Third, the edge will go over all of its incoming requests, to determine if the current internal state is sufficient for satisfying them all. There are a couple of possibilities how this check may end up. If all requests can be completed and there are no outgoing requests the requests finish and unpark method returns. If there are outgoing requests but the edge has reached the completed state or all incoming requests have been canceled, the outgoing requests are canceled. This is an async operation as well and will cause unpark to be called again after completion. If this condition didn't apply but requests could be completed and there are outgoing requests, then the incoming request is answered but not completed. The receiver can then decide to cancel this request if needed. If no new data has appeared to answer the incoming requests, the desired state for an edge is determined for an edge from the incoming requests, and we continue to the next step.

The fourth step sets up outgoing requests based on the desired state determined in the third step. If the current state requires calling any async functions to move forward then it is done here. We will also loop through all the inputs to determine if it is important to raise their desired state. Depending on what inputs can produce content based cache keys and what inputs have already returned possible cache matches, the desired state for inputs may be raised at different times.

When an edge needs to resolve an operation to call the async CacheMap and Exec methods, it does so by calling back to the shared graph. This makes sure that two different edges pointing to the same vertex do not execute twice. The result values for the operation that is shared by the edges is also cached until the vertex is cleaned up. Progress reporting is also handled and forwarded to the job through this shared vertex instance.

Edge state is cleaned up when a final job that loaded the vertexes that they are connected to is discarded.

Cache providers

Cache providers determine if there is a result that matches the cache keys generated during the build that could be reused instead of fully reevaluating the vertex and its inputs.

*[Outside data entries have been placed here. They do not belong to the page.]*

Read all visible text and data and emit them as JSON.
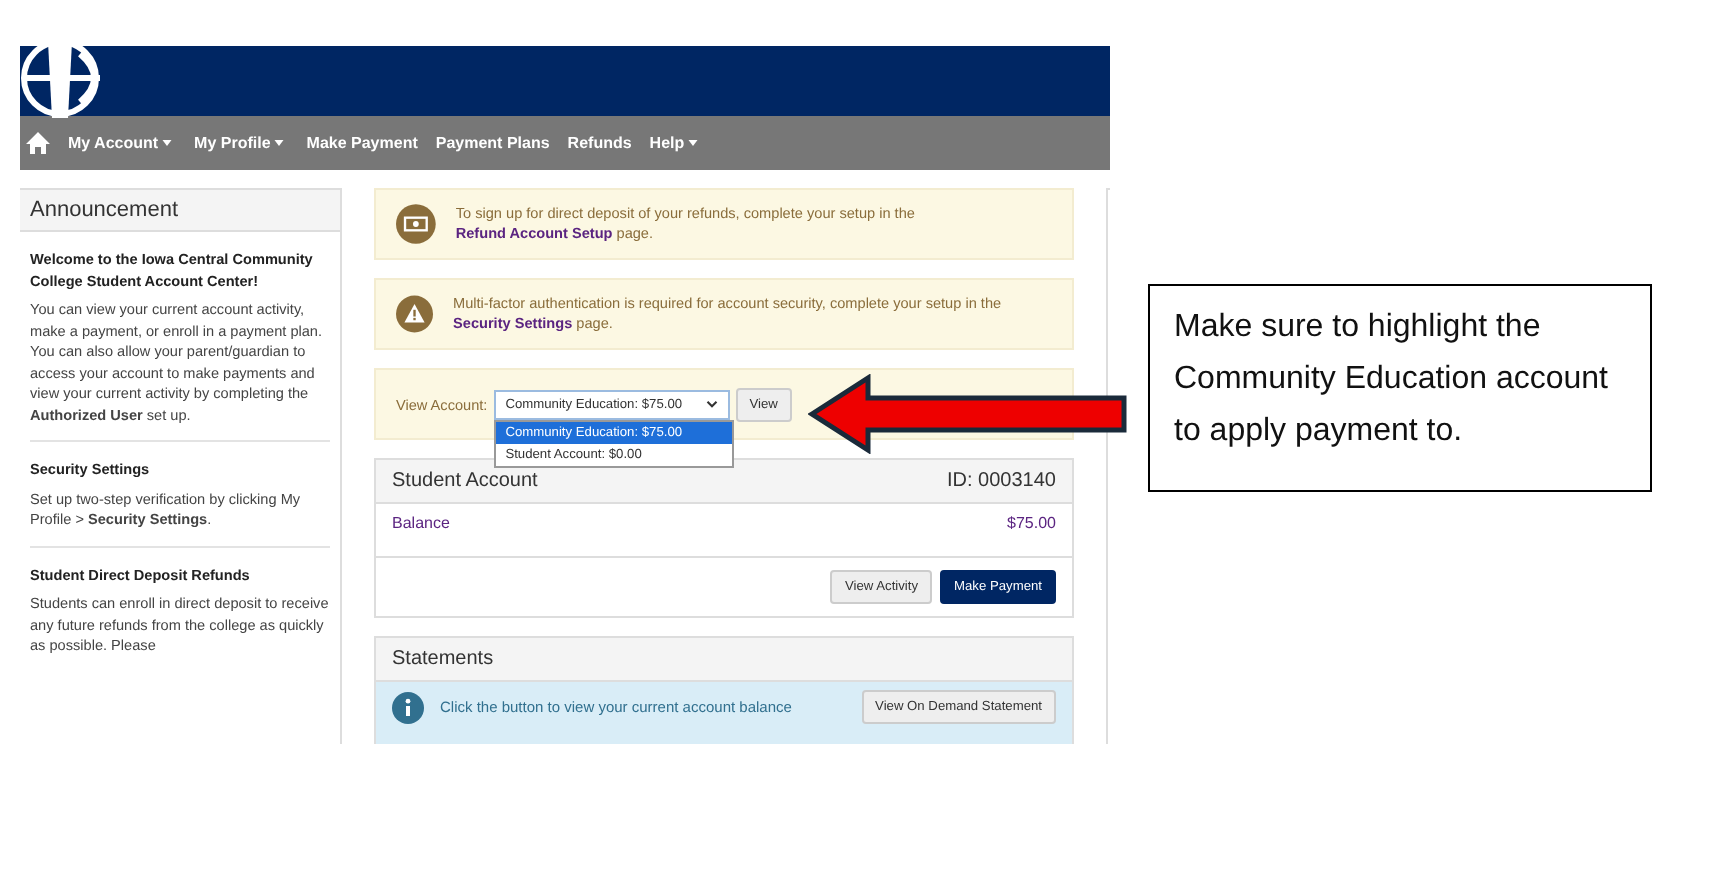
{
  "nav": {
    "items": [
      {
        "label": "My Account",
        "dropdown": true
      },
      {
        "label": "My Profile",
        "dropdown": true
      },
      {
        "label": "Make Payment",
        "dropdown": false
      },
      {
        "label": "Payment Plans",
        "dropdown": false
      },
      {
        "label": "Refunds",
        "dropdown": false
      },
      {
        "label": "Help",
        "dropdown": true
      }
    ]
  },
  "announcement": {
    "title": "Announcement",
    "sections": [
      {
        "heading": "Welcome to the Iowa Central Community College Student Account Center!",
        "body": "You can view your current account activity, make a payment, or enroll in a payment plan.  You can also allow your parent/guardian to access your account to make payments and view your current activity by completing the **Authorized User** set up."
      },
      {
        "heading": "Security Settings",
        "body": "Set up two-step verification by clicking My Profile > **Security Settings**."
      },
      {
        "heading": "Student Direct Deposit Refunds",
        "body": "Students can enroll in direct deposit to receive any future refunds from the college as quickly as possible.  Please"
      }
    ]
  },
  "alerts": [
    {
      "kind": "money",
      "before": "To sign up for direct deposit of your refunds, complete your setup in the ",
      "link": "Refund Account Setup",
      "after": " page."
    },
    {
      "kind": "warning",
      "before": "Multi-factor authentication is required for account security, complete your setup in the ",
      "link": "Security Settings",
      "after": " page."
    }
  ],
  "view_account": {
    "label": "View Account:",
    "value": "Community Education: $75.00",
    "button": "View",
    "options": [
      {
        "label": "Community Education: $75.00",
        "selected": true
      },
      {
        "label": "Student Account: $0.00",
        "selected": false
      }
    ]
  },
  "student_account": {
    "title": "Student Account",
    "id": "ID: 0003140",
    "balance_label": "Balance",
    "balance": "$75.00",
    "buttons": [
      {
        "label": "View Activity",
        "kind": "default"
      },
      {
        "label": "Make Payment",
        "kind": "primary"
      }
    ]
  },
  "statements": {
    "title": "Statements",
    "text": "Click the button to view your current account balance",
    "button": "View On Demand Statement"
  },
  "callout": {
    "text": "Make sure to highlight the Community Education account to apply payment to."
  }
}
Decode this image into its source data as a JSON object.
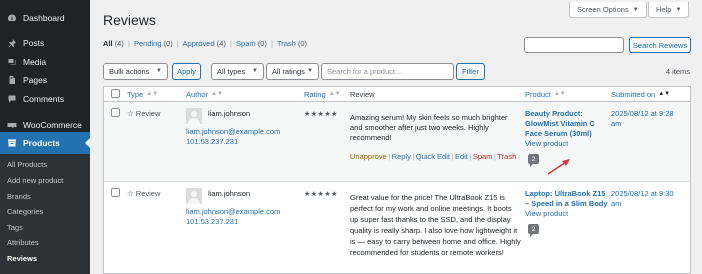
{
  "sidebar": {
    "menu": [
      {
        "label": "Dashboard",
        "icon": "dashboard-icon"
      },
      {
        "label": "Posts",
        "icon": "pin-icon"
      },
      {
        "label": "Media",
        "icon": "media-icon"
      },
      {
        "label": "Pages",
        "icon": "page-icon"
      },
      {
        "label": "Comments",
        "icon": "comment-icon"
      },
      {
        "label": "WooCommerce",
        "icon": "woocommerce-icon"
      },
      {
        "label": "Products",
        "icon": "archive-icon"
      }
    ],
    "submenu": [
      "All Products",
      "Add new product",
      "Brands",
      "Categories",
      "Tags",
      "Attributes",
      "Reviews"
    ]
  },
  "header": {
    "title": "Reviews",
    "screen_options": "Screen Options",
    "help": "Help"
  },
  "filters": {
    "all": "All",
    "all_count": "(4)",
    "pending": "Pending",
    "pending_count": "(0)",
    "approved": "Approved",
    "approved_count": "(4)",
    "spam": "Spam",
    "spam_count": "(0)",
    "trash": "Trash",
    "trash_count": "(0)",
    "separator": "|"
  },
  "search": {
    "button": "Search Reviews"
  },
  "toolbar": {
    "bulk_actions": "Bulk actions",
    "apply": "Apply",
    "all_types": "All types",
    "all_ratings": "All ratings",
    "product_placeholder": "Search for a product...",
    "filter": "Filter",
    "items_count": "4 items"
  },
  "table": {
    "columns": [
      "Type",
      "Author",
      "Rating",
      "Review",
      "Product",
      "Submitted on"
    ],
    "rows": [
      {
        "type": "☆ Review",
        "author_name": "liam.johnson",
        "author_email": "liam.johnson@example.com",
        "author_ip": "101.53.237.231",
        "rating": "★★★★★",
        "review_lines": [
          "Amazing serum! My skin feels so much brighter",
          "and smoother after just two weeks. Highly",
          "recommend!"
        ],
        "actions": {
          "unapprove": "Unapprove",
          "reply": "Reply",
          "quick_edit": "Quick Edit",
          "edit": "Edit",
          "spam": "Spam",
          "trash": "Trash"
        },
        "product_lines": [
          "Beauty Product:",
          "GlowMist Vitamin C",
          "Face Serum (30ml)"
        ],
        "view_product": "View product",
        "comment_count": "2",
        "submitted_lines": [
          "2025/08/12 at 9:28",
          "am"
        ]
      },
      {
        "type": "☆ Review",
        "author_name": "liam.johnson",
        "author_email": "liam.johnson@example.com",
        "author_ip": "101.53.237.231",
        "rating": "★★★★★",
        "review_lines": [
          "Great value for the price! The UltraBook Z15 is",
          "perfect for my work and online meetings. It boots",
          "up super fast thanks to the SSD, and the display",
          "quality is really sharp. I also love how lightweight it",
          "is — easy to carry between home and office. Highly",
          "recommended for students or remote workers!"
        ],
        "product_lines": [
          "Laptop: UltraBook Z15",
          "– Speed in a Slim Body"
        ],
        "view_product": "View product",
        "comment_count": "2",
        "submitted_lines": [
          "2025/08/12 at 9:30",
          "am"
        ]
      }
    ]
  },
  "colors": {
    "accent": "#2271b1",
    "sidebar": "#1d2327",
    "arrow": "#d63638"
  }
}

There can be multiple cache providers, and specific providers can be defined per vertex using the vertex options.

There are multiple backend implementations for cache providers, in-memory one used in unit tests, the default local one using bbolt and one based on cache manifests in a remote registry.

Simplified cache provider has following methods:

Query(...) ([]*CacheKey, error)
Records(ck *CacheKey) ([]*CacheRecord, error)
Load(ctx context.Context, rec *CacheRecord) (Result, error)
Save(key *CacheKey, s Result) (*ExportableCacheKey, error)

Query method is used to determine if there exist a possible cache link between the input and a vertex. It takes parameters provided by op.CacheMap and cache keys returned by the calling the same method on its inputs.

If a cache key has been found, the matching records can be asked for them. A cache key can have zero or more records. Having a record means that a cached result can be loaded for a specific vertex. The solver supports partial cache chains, meaning that not all inputs need to have a cache record to match cache for a vertex.

Load method is used to load a specific record into a result reference. This value is the same type as the one returned by the op.Exec method.

Save allows adding more records to the cache.

Merging edges

One final piece of solver logic allows merging two edges into one when they have both returned the same cache key. In practice, this appears for example when a build uses image references alpine:latest and alpine@sha256:abcabc in its definition and they actually point to the same image. Another case where this appears is when same source files from different sources are being used as part of the build.

After scheduler has called unpark() on an edge it checks it the method added any new cache keys to its state. If it did it will check its internal index if another active edge already exists with the same cache key. If it does it performs some basic validation, for example checking that the new edge has not explicitly asked cache to be ignored, and if it passes, merges the states of two edges.

In the result of the merge, the edge that was checked is deleted, its ongoing requests are canceled and the incoming ones are added to the original edge.